CHP Genel Başkan Yardımcısı ve İstanbul Milletvekili Onursal Adıgüzel, cezaevlerine ilişkin yaptığı CİMER başvurusuna gelen yanıtı kamuoyu ile paylaştı.
Adalet Bakanlığı tarafından verilen yanıtta, "Haziran 2019 tarihi itibari ile Türkiye’de inşaatı devam eden 114 adet Ceza İnfaz Kurumu bulunmaktadır" denilirken, ihale aşamasındaki ceza infaz kurumu sayısı ise 23 olarak açıklandı.
Gazete Duvar'ın aktardığı habere göre, inşaatı devam eden 114 ceza infaz kurumu arasında 2 kadın, 1 kadın açık; 2 de çocuk cezaevi bulunuyor. 114 ceza infaz kurumunun toplam kapasitesi ise 73 bin 448 olarak açıklandı. İhale aşamasındaki 23 ceza infaz kurumunun toplam kapasitesi 14 bin 919 olarak belirtilirken, bunlardan yalnızca biri kadın cezaevi.
Öte yandan, gelen yanıtta inşaat ve ihale aşamasındaki ceza infaz kurumlarının maliyetine ilişkin sorular yanıtsız bırakıldı.
'TÜRKİYE HAPSETME ORANLARINDA OECD İKİNCİSİ'
2017 yılı Bakanlık Faaliyeti Raporu’na göre, ‘fiziki koşullarından ötürü 31 ilçe ceza infaz kurumunun kapatılması gerektiği ancak bunlardan yalnızca 10 tanesinin kapatılabildiği’ne yönelik soruya verilen yanıtta ise 24 Haziran 2019 tarihli “Bakan Oluru” ile 45 ceza infaz kurumunun kapatılma işleminin gerçekleştiği belirtildi.
"OECD’nin Mayıs 2019 tarihli verilerine göre, OECD ülkeleri arasında Türkiye Amerika Birleşik Devletleri’nin ardından hapsetme oranlarında ikinci sırada yer alıyor. 330 milyon nüfuslu Amerika’da 100 bin kişiye düşen tutuklu ve hükümlü sayısı 655 iken, bu sayı 82 milyon nüfusa ev sahipliği yapan Türkiye’de 318. Ne acı ki eğitimde, sağlıkta, teknolojide ve daha birçok konuda OECD listelerinin son sıralarında yer alan Türkiye, hapsetme oranlarında ABD ve İsrail’le ilk 3 sırayı paylaşıyor.

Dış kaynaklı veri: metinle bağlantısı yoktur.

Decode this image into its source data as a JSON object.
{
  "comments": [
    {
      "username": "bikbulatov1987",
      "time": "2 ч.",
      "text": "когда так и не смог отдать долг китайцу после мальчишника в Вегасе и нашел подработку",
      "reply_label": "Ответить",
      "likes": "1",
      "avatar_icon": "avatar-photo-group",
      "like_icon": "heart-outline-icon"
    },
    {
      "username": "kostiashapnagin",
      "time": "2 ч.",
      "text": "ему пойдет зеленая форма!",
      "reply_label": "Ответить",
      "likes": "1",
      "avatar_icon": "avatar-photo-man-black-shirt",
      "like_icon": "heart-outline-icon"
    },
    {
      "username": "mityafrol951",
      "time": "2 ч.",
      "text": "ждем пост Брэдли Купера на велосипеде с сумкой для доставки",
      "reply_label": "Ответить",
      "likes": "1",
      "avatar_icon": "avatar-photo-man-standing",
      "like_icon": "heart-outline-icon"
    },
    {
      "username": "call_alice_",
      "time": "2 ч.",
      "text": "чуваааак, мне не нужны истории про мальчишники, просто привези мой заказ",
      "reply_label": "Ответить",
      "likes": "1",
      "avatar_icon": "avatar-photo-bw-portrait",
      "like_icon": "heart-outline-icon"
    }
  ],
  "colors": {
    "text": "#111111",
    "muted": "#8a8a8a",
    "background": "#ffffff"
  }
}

Türkiye tutuklamaların yargısız infaza dönüştüğü, insanların yargı önüne çıkmadan suçlarını bilmeden aylarca ve hatta yıllarca cezaevinde kaldığı, tutuksuz yargılanma ilkesinin ihlal edildiği bir ülkeye dönüştü. Gazeteciler sırf halkın haber alma hakkını sağladıkları için aylarca yargı önüne çıkmadan tutuklu bekletiliyor. Adalet Bakanlığı bu durumu düzeltmek için adım atmak yerine, yeni cezaevleri müjdeliyor vatandaşa. Cezaevi yapmakla övünülmez, bundan ancak utanç duyulur. Elbette, cezaevlerindeki tutuklu ve hükümlülerin yaşam koşullarının iyileştirilmesi gerekiyor. Ancak sayıları her yıl artan cezaevleri, Türkiye’de adalet sisteminin bir parçası olmaktan çıkıp, yandaş müteahhidi zengin etme aracına dönüştü. Çözüm daha çok cezaevi inşaat etmek değil. Çözüm, yerle bir edilen yargı bağımsızlığının yeniden tesis edilmesinde yatıyor. Ülkemizde işsizlik yüzde 14.1. İşsiz sayımız son açıklanan resmi verilere göre 4 milyon 544 bin kişi iken AKP üretimi ve istihdamı artıracak fabrikalar kurmak yerine cezaevi inşa ediyor. Ülkenin dört bir yanında vatandaşlarımız fabrika müjdesi beklerken AKP yeni cezaevleri inşası müjdeliyor.”